GRQ Investment Management LLC is a limited liability company based in Plano, Texas. According to the lawsuit, GRQ is the owner of a U.S. Patent titled, “Systems and Methods for Improving Investment Performance.” This patent was issued on Oct. 10, 2006. The firm has a second patent issued on July 24, 2012. Brian C. Tarbox and Mark Greenstein are listed as the inventors on the two patents, according to court documents.
GRQ is seeking a permanent injunction for Financial Engines to no longer use its patent, which industry leaders say would essentially mean shutting down the managed account business.
Despite the lawsuit hitting the media, the company’s stock [FNGN] has held steady. The stock price was trading Aug. 1 at $39 and at about $36 this week.
As of Wednesday, five days after the suit had been filed, Financial Engines had not been served with the complaint, said spokesman David Weiskopf.

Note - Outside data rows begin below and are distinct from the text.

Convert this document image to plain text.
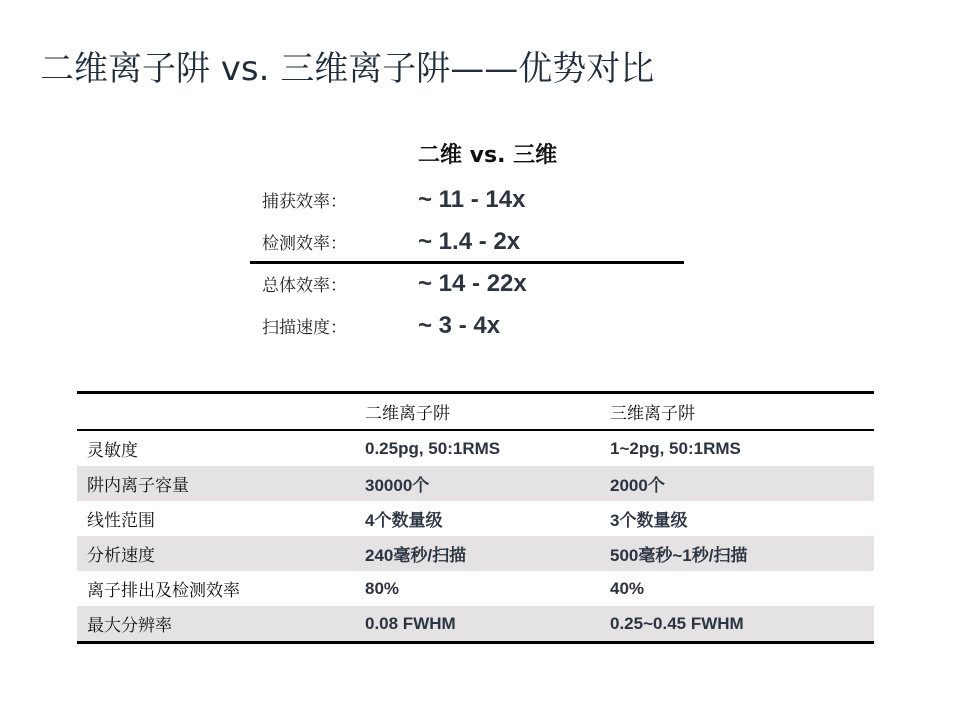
二维离子阱 vs. 三维离子阱——优势对比
二维 vs. 三维
捕获效率：	~ 11 - 14x
检测效率：	~ 1.4 - 2x
总体效率：	~ 14 - 22x
扫描速度：	~ 3 - 4x
	二维离子阱	三维离子阱
灵敏度	0.25pg, 50:1RMS	1~2pg, 50:1RMS
阱内离子容量	30000个	2000个
线性范围	4个数量级	3个数量级
分析速度	240毫秒/扫描	500毫秒~1秒/扫描
离子排出及检测效率	80%	40%
最大分辨率	0.08 FWHM	0.25~0.45 FWHM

“At this time, Financial Engines has not been served with the complaint. We had received no prior communication from the plaintiff prior to the filing, and in fact, had to pull the complaint ourselves. These types of suits are not uncommon, and we intend to vigorously defend these allegations,” he e-mailed.
When asked whether his law firm would serve Financial Engines with the lawsuit, attorney Neal Massand said, “Most likely yes.”
Straight out of Hill Lane
Most ERISA attorneys have not heard of the law firm Ni Wang & Massand of Hill Lane, Dallas, Texas, which isn’t surprising because they are youthful attorneys who are focused on patent and intellectual property issues.
Massand came from Dykema Gossett PLLC in the spring of 2013. While at larger firms, he and the other lawyers fought big cases in court, Massand says.
“I don’t consider us to be hacks.” he said with a chuckle.
Massand said his clients consider the suit to be serious. His law firm still has a law suit pending against Motorola Mobility as part of Google and “several cases against big companies.”
Plan sponsors should be quite concerned, Wagner adds.
“If I was Financial Engines, I’d be wanting to cut a deal and see what is going on,” she says. “I think this is real. Plan sponsors should be worried and should be reaching out to Financial Engines. You don’t want any disruption to plan participants.” See: How RIAs are helping their clients participate in confusing lawsuits.
But the case shouldn’t really impact participants, says Thomas E. Clark Jr., a partner with The Lowenbaum Partnership LLC in St. Louis.
“Financial Engines will defend itself vigorously. If they lose, they’re not going to close shop. They’d probably pay a royalty and licensing fee. They could raise price to cover the fees, but that’s 20 steps ahead of us. The answer is that right now the plan sponsor just needs to monitor the case and pay attention to it.”
Wagner is unconvinced and she thinks there are other options that the judge could use.
“There could also be a temporary injunction or an injunction on new participation. The judge has a lot of discretion. There is a lot the judge can do.”
Wagner also thinks that Financial Engines will be served.